Friday, February 10, 2006

Right on Krugman

Well, for those with NY Times Select, you can see the article in its entirety, for others, some clips. Krugman does a really good job of summarizing the Bush budget shenanigans:
The story begins in 2001, when President Bush was pushing his first tax cut through Congress. At the time, the administration insisted that its tax-cut plans wouldn't endanger the budget surplus bequeathed to Mr. Bush by Bill Clinton. But even some Republican senators were skeptical. So the Senate demanded a cap on the tax cut: it should not reduce revenue over the period from 2001 to 2011 by more than $1.35 trillion.

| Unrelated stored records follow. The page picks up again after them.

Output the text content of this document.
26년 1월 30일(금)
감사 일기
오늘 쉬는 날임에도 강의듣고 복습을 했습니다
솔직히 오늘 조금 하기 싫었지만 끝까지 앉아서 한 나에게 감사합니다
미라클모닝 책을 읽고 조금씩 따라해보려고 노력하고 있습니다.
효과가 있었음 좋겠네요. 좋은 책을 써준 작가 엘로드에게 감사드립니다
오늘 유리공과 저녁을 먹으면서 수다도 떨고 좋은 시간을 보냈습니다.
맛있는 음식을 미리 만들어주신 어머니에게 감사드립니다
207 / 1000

The administration met this requirement, but not by scaling back its tax-cutting ambitions. Instead, it created fictitious savings by "sunsetting" the tax cut, making the whole thing expire at the end of 2010.
[...]
Clinton-era budgets offered 10-year projections of spending and revenues. But the Bush administration slashed the budget horizon to five years.
[...]
Now, the administration has proposed spending cuts that are both cruel and implausible. For example, administration computer printouts obtained by the center show that the budget calls for a 13 percent cut in spending on veterans' health care, adjusted for inflation, over the next five years.
[...]
At this point the administration's budget strategy seems to be simply to ignore reality. The 2007 budget makes it clear, once and for all, that the tax cuts can't be offset with spending cuts. But Bush officials have decided to ignore that unpleasant fact, and let some future administration deal with the mess they have created.